Designing the American Burqa: Janet Brazill

By Janet Brazill

The Taliban has been notorious for its treatment of women in Afghanistan. Whenever they appeared in public, women were forced to wear a burqa, an all-enveloping garment that covers the wearer’s entire body except for a small region about the eyes, which is covered by a concealing mesh or grille. Women were not allowed to work or to be educated after the age of eight. They could not be treated by male doctors unless accompanied by a male chaperone, which meant that many illnesses remained untreated. They faced public flogging and even execution for violations of the Taliban’s Islamic laws. The burqa effectively assigned Afghan women to a secondary status in society.

American women may soon be required to wear the burqa being fashioned by religious forces in our country. This will not be the confining garment favored by the Taliban, but a network of restrictive laws that will accomplish the same objective of placing women under male control.

Make no mistake, this garment has been in the making for a long time. And now its shape can be clearly seen with the recent U.S. Supreme Court decision in which five Catholic men who formed the majority opinion now permit a particular abortion procedure to be banned with no exception for a woman’s health. The case itself was based on a law passed by Congress where Roman Catholics are the majority, a law which sought to overturn a previous Court ruling that determined the health provision was necessary.

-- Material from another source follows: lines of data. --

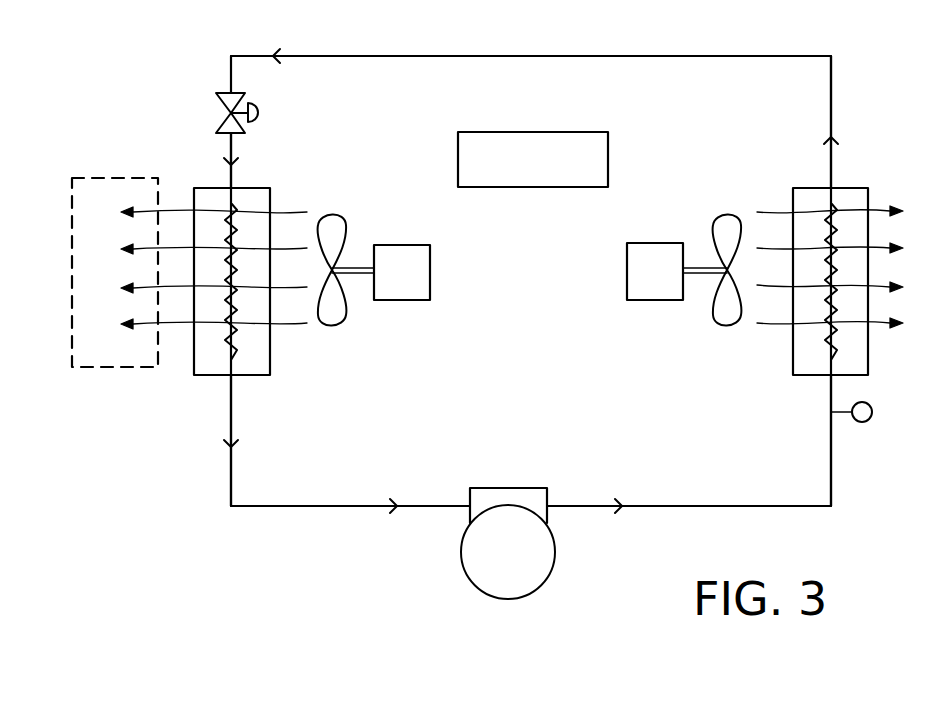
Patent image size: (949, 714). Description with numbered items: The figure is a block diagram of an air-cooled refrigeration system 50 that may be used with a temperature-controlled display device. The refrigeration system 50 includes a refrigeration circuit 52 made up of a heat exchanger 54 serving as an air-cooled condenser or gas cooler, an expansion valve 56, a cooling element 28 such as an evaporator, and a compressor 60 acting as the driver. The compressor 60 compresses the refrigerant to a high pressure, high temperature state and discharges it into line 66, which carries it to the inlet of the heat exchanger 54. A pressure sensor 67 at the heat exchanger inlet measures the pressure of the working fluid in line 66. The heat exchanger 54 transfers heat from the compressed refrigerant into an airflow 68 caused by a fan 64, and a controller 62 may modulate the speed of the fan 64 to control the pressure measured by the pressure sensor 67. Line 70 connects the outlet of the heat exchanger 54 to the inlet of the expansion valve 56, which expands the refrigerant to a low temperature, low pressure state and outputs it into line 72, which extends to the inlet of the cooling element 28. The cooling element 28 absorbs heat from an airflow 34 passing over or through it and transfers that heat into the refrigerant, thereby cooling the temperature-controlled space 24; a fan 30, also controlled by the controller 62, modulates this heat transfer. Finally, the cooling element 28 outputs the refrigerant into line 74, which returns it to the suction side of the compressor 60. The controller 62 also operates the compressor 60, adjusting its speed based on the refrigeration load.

The refrigeration system 50 is at (110, 114).
The temperature-controlled space 24 is at (80, 185).
The cooling element 28 is at (265, 196).
The fan 30 is at (420, 250).
The airflow 34 is at (290, 326).
The refrigeration circuit 52 is at (531, 281).
The heat exchanger 54 is at (862, 195).
The expansion valve 56 is at (258, 105).
The compressor 60 is at (539, 497).
The controller 62 is at (598, 178).
The fan 64 is at (675, 250).
The line 66 is at (680, 505).
The pressure sensor 67 is at (873, 413).
The airflow 68 is at (775, 212).
The line 70 is at (768, 55).
The line 72 is at (229, 152).
The line 74 is at (229, 497).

This effort to oppose women’s reproductive rights began shortly after the 1973 Roe v. Wade decision that legalized abortion. In his 1980 ruling on the Hyde Amendment (which denied federal funding for abortions for poor women), Federal Judge John J. Dooling referenced the Pastoral Plan, which he concluded had been implemented. This was the 1975 Pastoral Plan for Pro-Life Activities,” a detailed blueprint created by the National Conference of Catholic Bishops (NCCB) for infiltrating and manipulating the American democratic process at the local, state, and national levels to favor Catholic policy on birth control and abortion. In 1980, this infrastructure helped elect a president. The Reagan administration, overwhelmingly the most Catholic in American history, assigned an ambassador to the Vatican, and instituted the “Mexico City policy,” reversing U.S. commitment to international family planning. William Wilson, the first ambassador, told Time magazine on February 24, 1992, that “the Reagan Administration agreed to alter its foreign-aid program to comply with the church’s teachings on birth control.” Since then, the NCCB has become a powerful lobbying group in Congress.

To reach the public, fundamentalist Protestant ministers were cultivated, none of whom had shown a previous interest in abortion. Catholic Bishops helped finance the Moral Majority (started by Paul Weyrich, a Catholic) after Jerry Falwell agreed to oppose abortion, a new topic for him.

Now, with the Supreme Court on their side, these allies hope to pass many more laws restricting abortion. Will America eventually join El Salvador in prohibiting abortion altogether, even to save a woman’s life? There, women suspected of having abortions are examined by forensic vagina inspectors, and if guilty, can be imprisoned for up to 30 years, along with family members who help them.

This holy war on women’s independence may be creating an American burqa fully as terrible as the Taliban’s.

Janet Brazill is a longtime member of the Freedom From Religion Foundation, living in Colorado Springs, Colo.